CHAPTER TWENTY-EIGHT
COLLEEN HAD JUST come out of the shower and was contemplating a binge of Ben & Jerry’s to help resist the urge to call Lucas. He had shit going on and didn’t need her bugging him with stupid texts like Thinking of you! or Hey, wanna come over? And it was 1:33 a.m. He could well be asleep, and it had hurt her heart to see how tired he looked earlier.
Yep. Ben & Jerry’s it was, the only two men who’d never let her down. Vanilla Heath Bar, or Peanut Brittle? Peanut Brittle it was, the crystal meth of the ice cream world. She’d bought eleven pints last week, terrified that Faith would hit the market first and clean them out.
Rufus lumbered to his feet. Ah rah! Ah rah! Ah rooroo rah! he bellowed in his mighty baritone. Sure enough, a knock came at the door.
She tossed the ice cream back in the freezer and opened the door.
It was Lucas, and those pirate eyes were unbearably sad.
“Oh, honey,” she said, and wrapped her arms around him because it was written all over his face.
“He’s gone,” Lucas said. He let her hold him, but he seemed...lost.
Ah rah! Ah rah roo! her beastie said.
“Come in,” she murmured. “Are you hungry? Want a drink?”
“No. Colleen—” He stopped. She waited.
He didn’t continue.
Rufus, however, began his typical “are you a boy or a girl” investigation. “Okay, Rufus, no. Go away, boy.”
Her dog obeyed.
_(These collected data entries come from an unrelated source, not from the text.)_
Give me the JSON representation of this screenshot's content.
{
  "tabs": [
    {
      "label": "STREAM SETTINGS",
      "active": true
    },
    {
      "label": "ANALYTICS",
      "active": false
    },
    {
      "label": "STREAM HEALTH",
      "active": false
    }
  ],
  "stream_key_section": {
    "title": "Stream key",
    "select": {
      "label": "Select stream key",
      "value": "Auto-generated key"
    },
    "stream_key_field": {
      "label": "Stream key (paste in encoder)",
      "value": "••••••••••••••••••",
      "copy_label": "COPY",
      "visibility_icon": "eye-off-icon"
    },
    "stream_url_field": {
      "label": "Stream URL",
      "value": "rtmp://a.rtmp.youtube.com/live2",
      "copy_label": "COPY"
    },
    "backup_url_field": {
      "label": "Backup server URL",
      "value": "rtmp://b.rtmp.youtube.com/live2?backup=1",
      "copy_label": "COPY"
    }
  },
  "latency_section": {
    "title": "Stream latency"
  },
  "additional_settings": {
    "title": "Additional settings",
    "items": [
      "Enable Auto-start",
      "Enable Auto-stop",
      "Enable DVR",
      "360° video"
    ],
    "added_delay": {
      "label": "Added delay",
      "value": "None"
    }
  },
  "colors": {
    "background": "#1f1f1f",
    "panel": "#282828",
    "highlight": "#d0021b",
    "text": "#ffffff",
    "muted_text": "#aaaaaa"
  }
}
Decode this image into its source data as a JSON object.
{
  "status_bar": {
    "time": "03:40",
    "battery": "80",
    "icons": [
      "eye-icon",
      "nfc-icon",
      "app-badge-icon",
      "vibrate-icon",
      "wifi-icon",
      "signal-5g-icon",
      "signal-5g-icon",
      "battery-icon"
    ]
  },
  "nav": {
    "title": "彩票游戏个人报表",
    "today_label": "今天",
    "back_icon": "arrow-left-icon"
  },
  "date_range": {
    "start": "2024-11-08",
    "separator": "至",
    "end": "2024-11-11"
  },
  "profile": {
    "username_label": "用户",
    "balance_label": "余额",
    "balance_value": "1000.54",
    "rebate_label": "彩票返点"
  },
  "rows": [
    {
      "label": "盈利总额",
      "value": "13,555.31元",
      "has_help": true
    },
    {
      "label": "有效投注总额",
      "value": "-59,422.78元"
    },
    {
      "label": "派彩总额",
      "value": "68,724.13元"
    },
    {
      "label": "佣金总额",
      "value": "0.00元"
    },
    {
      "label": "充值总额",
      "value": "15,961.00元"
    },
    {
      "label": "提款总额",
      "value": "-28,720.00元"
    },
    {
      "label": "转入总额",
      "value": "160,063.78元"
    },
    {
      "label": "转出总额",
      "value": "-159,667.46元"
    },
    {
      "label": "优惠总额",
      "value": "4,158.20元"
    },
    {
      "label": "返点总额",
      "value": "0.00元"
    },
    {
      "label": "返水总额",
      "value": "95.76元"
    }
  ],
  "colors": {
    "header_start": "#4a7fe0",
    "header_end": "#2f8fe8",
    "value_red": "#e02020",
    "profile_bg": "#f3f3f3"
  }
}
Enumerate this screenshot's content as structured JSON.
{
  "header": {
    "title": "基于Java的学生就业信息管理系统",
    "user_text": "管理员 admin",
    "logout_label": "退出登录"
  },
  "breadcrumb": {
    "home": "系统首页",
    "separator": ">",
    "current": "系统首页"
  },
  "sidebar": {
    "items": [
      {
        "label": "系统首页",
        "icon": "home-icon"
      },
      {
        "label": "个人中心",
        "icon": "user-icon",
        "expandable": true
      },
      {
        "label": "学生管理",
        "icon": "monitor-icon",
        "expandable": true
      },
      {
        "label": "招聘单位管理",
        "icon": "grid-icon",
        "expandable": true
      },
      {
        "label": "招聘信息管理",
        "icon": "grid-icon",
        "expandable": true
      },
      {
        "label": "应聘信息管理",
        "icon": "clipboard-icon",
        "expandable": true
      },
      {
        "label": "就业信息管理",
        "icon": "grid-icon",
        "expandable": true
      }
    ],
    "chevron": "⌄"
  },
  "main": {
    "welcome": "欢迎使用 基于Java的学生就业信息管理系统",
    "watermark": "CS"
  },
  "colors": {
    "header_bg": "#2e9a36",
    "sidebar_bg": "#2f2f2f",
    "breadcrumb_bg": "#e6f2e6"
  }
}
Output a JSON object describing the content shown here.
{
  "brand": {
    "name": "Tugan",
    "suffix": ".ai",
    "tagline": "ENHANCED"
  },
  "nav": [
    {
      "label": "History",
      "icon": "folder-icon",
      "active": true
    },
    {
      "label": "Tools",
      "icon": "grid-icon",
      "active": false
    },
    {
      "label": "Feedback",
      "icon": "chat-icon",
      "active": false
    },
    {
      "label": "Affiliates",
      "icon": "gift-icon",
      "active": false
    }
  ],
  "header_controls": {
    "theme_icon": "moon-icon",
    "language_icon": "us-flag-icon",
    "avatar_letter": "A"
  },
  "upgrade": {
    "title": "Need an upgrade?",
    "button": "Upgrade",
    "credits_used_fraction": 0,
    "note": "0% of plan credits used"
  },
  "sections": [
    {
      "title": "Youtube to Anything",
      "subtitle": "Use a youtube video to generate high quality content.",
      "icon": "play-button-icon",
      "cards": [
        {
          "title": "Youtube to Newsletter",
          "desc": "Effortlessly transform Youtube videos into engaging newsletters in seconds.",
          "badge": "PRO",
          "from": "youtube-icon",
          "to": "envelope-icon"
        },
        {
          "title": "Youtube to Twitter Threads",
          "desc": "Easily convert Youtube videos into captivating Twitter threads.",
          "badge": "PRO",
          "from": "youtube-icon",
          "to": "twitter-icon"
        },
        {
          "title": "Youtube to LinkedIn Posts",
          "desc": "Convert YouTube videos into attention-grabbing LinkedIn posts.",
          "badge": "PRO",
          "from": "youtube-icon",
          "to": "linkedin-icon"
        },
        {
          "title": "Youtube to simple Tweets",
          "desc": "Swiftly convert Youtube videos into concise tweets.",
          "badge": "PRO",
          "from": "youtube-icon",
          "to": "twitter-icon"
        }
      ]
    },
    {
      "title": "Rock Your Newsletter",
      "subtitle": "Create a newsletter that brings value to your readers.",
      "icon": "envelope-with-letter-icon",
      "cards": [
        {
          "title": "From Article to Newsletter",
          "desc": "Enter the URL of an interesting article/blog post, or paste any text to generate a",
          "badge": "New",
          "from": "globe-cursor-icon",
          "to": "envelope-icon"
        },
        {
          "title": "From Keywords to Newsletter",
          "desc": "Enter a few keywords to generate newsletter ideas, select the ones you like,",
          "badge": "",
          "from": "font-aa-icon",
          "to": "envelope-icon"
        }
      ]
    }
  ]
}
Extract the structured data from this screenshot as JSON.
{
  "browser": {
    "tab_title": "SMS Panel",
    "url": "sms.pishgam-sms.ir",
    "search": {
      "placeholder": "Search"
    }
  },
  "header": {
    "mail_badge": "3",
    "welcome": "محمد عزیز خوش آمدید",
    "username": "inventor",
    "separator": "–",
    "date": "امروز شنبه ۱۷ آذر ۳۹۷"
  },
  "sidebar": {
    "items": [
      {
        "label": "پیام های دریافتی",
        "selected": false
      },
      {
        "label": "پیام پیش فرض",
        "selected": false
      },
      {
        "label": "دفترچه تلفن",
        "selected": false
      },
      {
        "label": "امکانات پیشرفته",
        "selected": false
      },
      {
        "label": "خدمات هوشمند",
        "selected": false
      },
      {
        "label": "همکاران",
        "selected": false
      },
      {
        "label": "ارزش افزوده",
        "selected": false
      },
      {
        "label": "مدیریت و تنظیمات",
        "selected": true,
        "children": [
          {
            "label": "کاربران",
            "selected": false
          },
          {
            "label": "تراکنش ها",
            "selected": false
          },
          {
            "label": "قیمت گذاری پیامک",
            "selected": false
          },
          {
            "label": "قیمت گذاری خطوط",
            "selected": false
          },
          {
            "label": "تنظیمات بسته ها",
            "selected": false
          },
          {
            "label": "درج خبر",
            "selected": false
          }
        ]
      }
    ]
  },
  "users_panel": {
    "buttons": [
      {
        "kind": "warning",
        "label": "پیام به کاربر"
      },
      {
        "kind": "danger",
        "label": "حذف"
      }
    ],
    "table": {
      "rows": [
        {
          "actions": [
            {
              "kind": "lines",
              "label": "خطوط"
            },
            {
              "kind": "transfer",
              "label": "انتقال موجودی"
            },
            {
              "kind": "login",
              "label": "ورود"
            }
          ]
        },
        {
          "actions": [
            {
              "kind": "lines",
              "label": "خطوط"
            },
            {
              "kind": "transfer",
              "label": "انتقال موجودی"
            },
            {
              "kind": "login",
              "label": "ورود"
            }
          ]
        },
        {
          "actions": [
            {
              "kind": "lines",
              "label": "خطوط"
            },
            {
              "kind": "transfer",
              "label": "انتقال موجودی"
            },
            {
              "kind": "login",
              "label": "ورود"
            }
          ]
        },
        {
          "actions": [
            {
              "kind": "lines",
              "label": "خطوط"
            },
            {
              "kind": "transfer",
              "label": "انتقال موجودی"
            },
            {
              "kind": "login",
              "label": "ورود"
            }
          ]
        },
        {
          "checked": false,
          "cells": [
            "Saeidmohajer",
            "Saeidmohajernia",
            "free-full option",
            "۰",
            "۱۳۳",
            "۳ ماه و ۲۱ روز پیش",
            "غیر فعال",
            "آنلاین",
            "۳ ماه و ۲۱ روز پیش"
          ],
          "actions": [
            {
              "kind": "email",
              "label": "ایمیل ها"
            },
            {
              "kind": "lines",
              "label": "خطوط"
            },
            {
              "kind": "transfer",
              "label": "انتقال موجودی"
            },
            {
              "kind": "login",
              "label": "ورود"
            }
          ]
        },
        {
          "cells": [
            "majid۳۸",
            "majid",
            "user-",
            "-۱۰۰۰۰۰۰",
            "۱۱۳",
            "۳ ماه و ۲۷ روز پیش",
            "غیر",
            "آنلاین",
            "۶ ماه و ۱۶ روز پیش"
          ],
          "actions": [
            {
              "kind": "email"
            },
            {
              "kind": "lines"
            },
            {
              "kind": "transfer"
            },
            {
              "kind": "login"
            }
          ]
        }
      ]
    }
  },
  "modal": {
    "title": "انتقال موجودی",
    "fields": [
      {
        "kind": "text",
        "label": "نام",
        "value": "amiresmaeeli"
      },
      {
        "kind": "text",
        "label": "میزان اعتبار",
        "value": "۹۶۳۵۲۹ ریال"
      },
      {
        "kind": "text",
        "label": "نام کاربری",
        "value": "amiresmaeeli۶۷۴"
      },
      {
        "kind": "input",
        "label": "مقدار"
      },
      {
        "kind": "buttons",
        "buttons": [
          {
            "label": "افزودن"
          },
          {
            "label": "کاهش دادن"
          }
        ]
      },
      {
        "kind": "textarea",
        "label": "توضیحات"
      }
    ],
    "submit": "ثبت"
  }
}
Lucas, however, just stood there.
Shit. A white-hot brand of fear and guilt rammed through her heart. He knew. Oh, sphincter, he knew. Maybe she should’ve told him before, but—
“I need to tell you something.”
She swallowed, her throat so dry it clacked. She wished she was wearing something other than a Tweety Bird T-shirt and a pair of boxer shorts.
“Um...want to sit down?”
“No.” He just looked at her, then rather shockingly cupped her face in his hands. “Colleen...the only thing that’s ever really been mine is you.”
God. The words hit her like a sledgehammer. A good sledgehammer. “Oh, Spaniard,” she whispered.
“When I was a kid, I only remember my mom being sick, and then my dad worked all the time, and Steph was always out with some guy. And then when I came to live with Didi and Joe—” He scrubbed a hand through his hair. “I didn’t belong there, and Didi made sure I knew it.”
“Lucas,” Colleen whispered, tears slipping out of her eyes. “I know Joe loved you.”
“He sent me out of the room tonight. At the end.”
No. No, that was just not fair. Oh, Joe, why did you do that?
“I always thought if I was...good enough, quiet enough or helpful enough, I’d earn a place, you know? But I didn’t. And then it hit me, hard...the only thing I’ve ever had that was really mine was you, Colleen. Bryce got everything handed to him, he had a home and parents who loved him and did everything for him, but once I met you, it didn’t matter. I had you. You were everything to me, and I ruined it.”